Shibaozhai (石寶寨 (石宝寨, shí bǎo zhài, Precious Stone Fortress)) is a hill along the bank of the Yangtze River (Chang Jiang) in Zhong County, Chongqing, China. This rocky and craggy hill has extremely steep sides and is about 200 m tall. On the river side is a red pavilion which leans against the side of the hill providing a walkway to the temple at the top. The red pavilion built against the rock face is one of the largest wooden temples with nine floors. A yellow entrance at the base of the pavilion provides access.

==History==
At the top of Shibaozhai is a three-storied hall dedicated to Manjusri built during the reign of the Xianfeng Emperor (1850–1861), called the Purple Rain Pavilion. In the year 1819, the nine-story pavilion was constructed adjacent to the cliff to aid people in getting to the top of the hill.
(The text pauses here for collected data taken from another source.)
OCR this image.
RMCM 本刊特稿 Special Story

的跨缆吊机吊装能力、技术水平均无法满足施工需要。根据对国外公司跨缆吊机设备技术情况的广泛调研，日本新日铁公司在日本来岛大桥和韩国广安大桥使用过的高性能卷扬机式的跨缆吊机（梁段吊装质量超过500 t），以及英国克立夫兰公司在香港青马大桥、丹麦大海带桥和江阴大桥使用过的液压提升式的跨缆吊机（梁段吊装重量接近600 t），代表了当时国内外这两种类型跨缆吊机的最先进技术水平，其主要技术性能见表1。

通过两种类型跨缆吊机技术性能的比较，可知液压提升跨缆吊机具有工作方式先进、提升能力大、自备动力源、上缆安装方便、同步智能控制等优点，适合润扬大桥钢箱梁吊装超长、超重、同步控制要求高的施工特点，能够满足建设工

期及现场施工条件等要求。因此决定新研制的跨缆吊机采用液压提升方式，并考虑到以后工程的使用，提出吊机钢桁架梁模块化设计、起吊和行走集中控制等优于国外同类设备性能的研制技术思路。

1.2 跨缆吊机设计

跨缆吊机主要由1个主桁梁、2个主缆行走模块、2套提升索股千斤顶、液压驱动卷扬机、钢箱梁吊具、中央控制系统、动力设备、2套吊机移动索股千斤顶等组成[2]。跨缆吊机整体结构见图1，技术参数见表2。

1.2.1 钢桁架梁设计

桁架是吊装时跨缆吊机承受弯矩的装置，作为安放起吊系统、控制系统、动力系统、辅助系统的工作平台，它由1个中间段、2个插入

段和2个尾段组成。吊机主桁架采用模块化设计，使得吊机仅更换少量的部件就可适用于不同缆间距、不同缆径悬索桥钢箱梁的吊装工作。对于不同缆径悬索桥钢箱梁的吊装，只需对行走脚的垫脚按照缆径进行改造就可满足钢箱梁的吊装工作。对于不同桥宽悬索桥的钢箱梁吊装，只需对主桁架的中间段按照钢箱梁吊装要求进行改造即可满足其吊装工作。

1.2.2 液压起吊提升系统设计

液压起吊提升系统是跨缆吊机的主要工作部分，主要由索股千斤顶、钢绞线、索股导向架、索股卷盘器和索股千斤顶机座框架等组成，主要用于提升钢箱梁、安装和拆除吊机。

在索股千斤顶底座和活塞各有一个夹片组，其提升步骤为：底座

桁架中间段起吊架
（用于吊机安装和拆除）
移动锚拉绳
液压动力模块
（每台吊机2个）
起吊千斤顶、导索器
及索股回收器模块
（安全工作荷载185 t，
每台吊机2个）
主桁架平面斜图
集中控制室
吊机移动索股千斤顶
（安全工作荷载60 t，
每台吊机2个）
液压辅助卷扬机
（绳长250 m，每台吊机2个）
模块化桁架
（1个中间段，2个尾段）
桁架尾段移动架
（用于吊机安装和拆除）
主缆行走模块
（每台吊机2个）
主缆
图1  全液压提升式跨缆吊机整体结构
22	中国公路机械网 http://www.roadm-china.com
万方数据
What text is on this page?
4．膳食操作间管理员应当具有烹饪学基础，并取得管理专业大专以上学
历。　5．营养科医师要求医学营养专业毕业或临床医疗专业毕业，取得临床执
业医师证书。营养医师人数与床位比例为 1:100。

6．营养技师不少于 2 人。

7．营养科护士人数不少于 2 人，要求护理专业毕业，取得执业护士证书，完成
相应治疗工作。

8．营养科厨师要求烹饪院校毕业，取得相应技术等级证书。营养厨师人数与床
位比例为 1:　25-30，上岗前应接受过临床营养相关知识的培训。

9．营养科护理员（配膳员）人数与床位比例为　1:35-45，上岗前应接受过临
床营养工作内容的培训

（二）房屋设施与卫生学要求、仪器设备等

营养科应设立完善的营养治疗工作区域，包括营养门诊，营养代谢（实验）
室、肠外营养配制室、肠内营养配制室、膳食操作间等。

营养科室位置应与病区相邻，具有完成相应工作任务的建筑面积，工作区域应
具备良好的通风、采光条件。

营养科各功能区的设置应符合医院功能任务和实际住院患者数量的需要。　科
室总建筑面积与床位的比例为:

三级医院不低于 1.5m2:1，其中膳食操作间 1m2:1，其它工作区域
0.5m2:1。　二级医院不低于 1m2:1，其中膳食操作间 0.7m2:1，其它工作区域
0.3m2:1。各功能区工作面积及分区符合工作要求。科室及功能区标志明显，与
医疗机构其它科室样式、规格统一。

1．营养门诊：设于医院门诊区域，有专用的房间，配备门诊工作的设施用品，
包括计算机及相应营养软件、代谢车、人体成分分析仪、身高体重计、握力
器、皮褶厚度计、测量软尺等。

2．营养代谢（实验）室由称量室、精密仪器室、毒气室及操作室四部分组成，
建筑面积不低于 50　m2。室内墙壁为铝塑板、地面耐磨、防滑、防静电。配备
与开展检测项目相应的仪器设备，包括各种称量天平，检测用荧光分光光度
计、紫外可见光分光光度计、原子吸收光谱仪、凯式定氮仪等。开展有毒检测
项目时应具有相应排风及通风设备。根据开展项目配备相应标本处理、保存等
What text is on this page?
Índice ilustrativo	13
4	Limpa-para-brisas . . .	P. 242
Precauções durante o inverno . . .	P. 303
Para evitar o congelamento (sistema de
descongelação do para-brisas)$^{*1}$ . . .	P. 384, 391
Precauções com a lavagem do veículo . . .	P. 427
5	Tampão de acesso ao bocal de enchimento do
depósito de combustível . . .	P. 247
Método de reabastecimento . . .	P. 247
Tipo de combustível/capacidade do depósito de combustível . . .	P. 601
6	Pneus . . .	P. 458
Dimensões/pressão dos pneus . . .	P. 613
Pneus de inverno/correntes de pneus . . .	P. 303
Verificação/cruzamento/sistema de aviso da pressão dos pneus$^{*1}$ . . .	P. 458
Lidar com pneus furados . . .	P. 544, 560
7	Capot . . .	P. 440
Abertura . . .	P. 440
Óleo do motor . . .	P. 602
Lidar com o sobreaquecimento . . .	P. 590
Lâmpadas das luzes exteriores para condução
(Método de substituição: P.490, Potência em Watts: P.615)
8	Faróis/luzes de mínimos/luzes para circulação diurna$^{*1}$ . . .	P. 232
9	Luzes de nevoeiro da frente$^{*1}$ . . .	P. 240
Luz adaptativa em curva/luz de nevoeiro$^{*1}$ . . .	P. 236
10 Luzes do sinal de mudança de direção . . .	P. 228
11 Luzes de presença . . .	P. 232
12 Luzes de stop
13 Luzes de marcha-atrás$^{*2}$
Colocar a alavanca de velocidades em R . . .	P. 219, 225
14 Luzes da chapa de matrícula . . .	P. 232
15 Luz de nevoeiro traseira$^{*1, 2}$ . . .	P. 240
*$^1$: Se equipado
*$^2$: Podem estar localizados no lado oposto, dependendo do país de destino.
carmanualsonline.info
Prior to the construction of the pavilion, visitors to the temple were hoisted to the top using a system of chains. In 1956, three more stories were added at the top of the structure. On the top of the pagoda is a Buddhist temple.

==Current==
At the base of the hill alongside the river bank is a row of merchant stalls which follows the path from the dock to the entrance of the pavilion.

Many river cruise boats dock at Shibaozhai for a few hours to allow passengers to tour the pavilion and temple.

With the construction of the Three Gorges Dam the base of the red pavilion would have been beneath the reservoir's water level in earlier designs.